Werbeagentur Scholz & Friends will Top-Leute mit Firmenanteilen ködern

Der Wettbewerb in der Werber-Branche ist groß. Die traditionsreiche Agentur Scholz & Friends will neue Manager nun mit einem ungewöhnlichen Angebot anlocken.

Von Manager-Magazin-Redakteuren und Sven Clausen

Auch nicht mehr alles: Schöne Computer und wohlige Büro-Atmosphäre in einer Hamburger Werbeagentur
DPA

Auch nicht mehr alles: Schöne Computer und wohlige Büro-Atmosphäre in einer Hamburger Werbeagentur


Die traditionsreiche Werbeagentur Scholz & Friends (Tchibo, Opel, FAZ) zieht im Wettkampf um Spitzenkräfte einen unerwarteten Joker: Firmenanteile für die Top-Leute. Für die wichtigsten Manager gebe es das Angebot, sich künftig am Unternehmen zu beteiligen, sagte ein Eingeweihter manager-magazin.de.

Bislang gehört Scholz & Friends zu 100 Prozent dem weltweit größten Werbeagentur-Netzwerk WPP, das vom 70 Jahre alten Martin Sorrell straff und streng geführt wird und in Deutschland nach den im Bundesanzeiger veröffentlichten Zahlen zuletzt im Jahr 1,2 Milliarden Euro umsetzte.

Der Schritt ist ein Beleg für die Agilität und den scharfen Wettbewerb in der Werber-Branche.

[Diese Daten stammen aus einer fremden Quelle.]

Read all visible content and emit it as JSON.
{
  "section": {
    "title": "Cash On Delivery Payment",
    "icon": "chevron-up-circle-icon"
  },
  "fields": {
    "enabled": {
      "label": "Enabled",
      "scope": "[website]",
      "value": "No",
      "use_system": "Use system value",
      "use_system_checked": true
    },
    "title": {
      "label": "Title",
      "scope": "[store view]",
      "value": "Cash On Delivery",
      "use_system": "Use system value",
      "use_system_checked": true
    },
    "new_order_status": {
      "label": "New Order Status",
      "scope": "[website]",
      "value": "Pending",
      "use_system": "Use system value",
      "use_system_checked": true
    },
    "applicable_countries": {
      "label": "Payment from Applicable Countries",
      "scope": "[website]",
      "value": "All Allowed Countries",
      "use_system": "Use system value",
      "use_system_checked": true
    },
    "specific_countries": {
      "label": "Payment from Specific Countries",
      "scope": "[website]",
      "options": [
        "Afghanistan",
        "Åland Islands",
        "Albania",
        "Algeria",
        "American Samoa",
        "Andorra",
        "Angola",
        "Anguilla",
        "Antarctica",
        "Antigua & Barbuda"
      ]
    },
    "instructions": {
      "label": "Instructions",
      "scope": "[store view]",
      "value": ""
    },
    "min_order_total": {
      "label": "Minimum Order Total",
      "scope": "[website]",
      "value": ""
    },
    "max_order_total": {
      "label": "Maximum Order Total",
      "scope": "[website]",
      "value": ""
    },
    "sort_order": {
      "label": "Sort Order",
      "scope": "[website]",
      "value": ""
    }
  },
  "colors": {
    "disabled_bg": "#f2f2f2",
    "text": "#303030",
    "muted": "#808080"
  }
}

Große, konzernähnlich organisierte Einheiten wie WPP werden beständig von forschen inhabergeführten Agenturen oder wendigen Newcomern attackiert, an die sie häufig ihre besten Werber verlieren. In Deutschland etwa hatte Jung von Matt jüngst Spitzenkräfte wie Thomas Strerath von Ogilvy abgeworben, der neben Scholz & Friends zweiten wichtigen WPP-Tochter in Deutschland. André Kemper, Starfilmer von S&F, wechselt in diesen Tagen in seine eigene Agentur Antoni, mit der er die Werbung für den Autokonzern Daimler runderneuern soll.

Wie viele Anteile Sorrell für das Mitarbeiter-Beteiligungsprogramm freigeben wird, konnte manager-magazin.de zunächst nicht ermitteln. Sein S&F-Vorstandschef Frank-Michael Schmidt hat für den Donnerstag zu einer Pressekonferenz nach Berlin eingeladen. Möglicherweise gibt er dort Details preis. Bei anderen Tochter-Gesellschaften in Deutschland wie etwa der Digitalagenturgruppe Syzygy hält WPP nur eine Minderheitsposition. Ein solch radikaler Schritt gilt allerdings für S&F als unwahrscheinlich. Ein Sprecher wollte die Informationen nicht kommentieren.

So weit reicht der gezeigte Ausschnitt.